Lebanese families exhume loved ones for burial after cease-fire
Temporary graves in Tyre were marked with red numbers on wooden boards. As the cease-fire held, families exhumed loved ones for a second burial in ancestral cemeteries.

In Tyre, 2-metre-wide ditches held the dead through the fighting, and simple red numbers painted on wooden boards were the only markers left for families searching for their loved ones. When the cease-fire brought a fragile calm to south Lebanon, those same families returned to open temporary graves, exhume caskets and carry the dead to burial places that had been unreachable for weeks.

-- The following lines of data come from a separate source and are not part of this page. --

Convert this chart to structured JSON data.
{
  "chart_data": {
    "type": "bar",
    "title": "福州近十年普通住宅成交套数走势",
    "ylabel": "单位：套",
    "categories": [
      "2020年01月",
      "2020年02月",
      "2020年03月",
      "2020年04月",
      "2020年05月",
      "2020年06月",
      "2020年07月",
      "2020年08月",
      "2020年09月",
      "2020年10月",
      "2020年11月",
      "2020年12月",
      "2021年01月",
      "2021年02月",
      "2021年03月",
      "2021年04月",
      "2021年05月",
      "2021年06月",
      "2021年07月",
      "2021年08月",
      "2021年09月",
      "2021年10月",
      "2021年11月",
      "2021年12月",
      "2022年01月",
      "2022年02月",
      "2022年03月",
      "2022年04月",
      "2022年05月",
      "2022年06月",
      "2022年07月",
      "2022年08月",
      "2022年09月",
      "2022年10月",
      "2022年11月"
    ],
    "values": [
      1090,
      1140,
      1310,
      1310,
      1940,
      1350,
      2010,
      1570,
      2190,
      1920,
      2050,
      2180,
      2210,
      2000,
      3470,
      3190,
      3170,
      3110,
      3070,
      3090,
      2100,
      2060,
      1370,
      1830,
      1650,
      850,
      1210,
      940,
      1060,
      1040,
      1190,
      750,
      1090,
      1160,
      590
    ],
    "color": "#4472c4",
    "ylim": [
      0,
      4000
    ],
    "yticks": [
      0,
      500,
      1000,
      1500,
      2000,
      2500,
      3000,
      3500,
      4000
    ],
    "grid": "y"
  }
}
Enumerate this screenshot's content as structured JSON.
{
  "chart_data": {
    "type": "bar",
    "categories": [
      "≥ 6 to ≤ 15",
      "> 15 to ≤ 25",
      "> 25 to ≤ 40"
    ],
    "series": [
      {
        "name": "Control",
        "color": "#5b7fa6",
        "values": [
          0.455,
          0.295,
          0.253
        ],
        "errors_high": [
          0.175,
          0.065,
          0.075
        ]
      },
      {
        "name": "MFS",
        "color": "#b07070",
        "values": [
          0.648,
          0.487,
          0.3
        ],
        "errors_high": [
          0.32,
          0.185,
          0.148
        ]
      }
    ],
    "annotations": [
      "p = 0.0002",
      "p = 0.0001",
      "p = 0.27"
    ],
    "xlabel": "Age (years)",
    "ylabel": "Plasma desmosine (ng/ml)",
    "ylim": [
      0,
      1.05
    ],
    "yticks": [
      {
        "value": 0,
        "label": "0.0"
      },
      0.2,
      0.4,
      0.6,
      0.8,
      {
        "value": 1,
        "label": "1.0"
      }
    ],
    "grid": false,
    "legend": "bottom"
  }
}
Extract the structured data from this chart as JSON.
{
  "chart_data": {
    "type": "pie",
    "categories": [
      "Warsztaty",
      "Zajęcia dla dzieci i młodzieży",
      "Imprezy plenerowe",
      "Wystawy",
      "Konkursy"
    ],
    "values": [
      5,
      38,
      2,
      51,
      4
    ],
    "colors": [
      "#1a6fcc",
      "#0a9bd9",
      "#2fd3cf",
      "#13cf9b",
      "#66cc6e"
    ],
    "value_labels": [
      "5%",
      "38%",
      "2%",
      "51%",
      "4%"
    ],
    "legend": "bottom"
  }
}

The scene exposed the human cost of a war that had already scattered communities across the south. Fighting and evacuation orders had made village cemeteries impossible to reach, so burials were pushed farther north into makeshift graveyards. In Tyre, the dead were laid to rest in temporary plots because the alternative was leaving bodies unburied while airstrikes and displacement cut off access to ancestral land.
Rabih Koubaissi remained in Tyre to supervise the burials despite Israeli orders to leave and the bombardment around the city. He said war had broken every step of the burial process and forced families to bury their loved ones twice: once in a temporary grave, then again when the truce made it possible to return. For many, the first burial brought only limited peace of mind, because it was always understood as provisional.

Islamic burial practice normally calls for a body to be washed, wrapped in a white shroud and placed directly in the ground. War changed that. In exceptional cases, families and clerics used a casket-based rite known as wadiaa, which allowed the casket, not the body, to be exhumed later. That exception became essential in the south, where temporary graves had to serve as stand-ins for the family cemetery.
Even with the cease-fire in place, uncertainty lingered over how long the dead would remain in these makeshift resting places. Some Lebanese feared they could wait months or years before they were able to rebury relatives in ancestral cemeteries if Israeli control south of the Litani River endured. For grieving families, the truce made visible what the fighting had delayed: the unfinished business of burial, identification and mourning.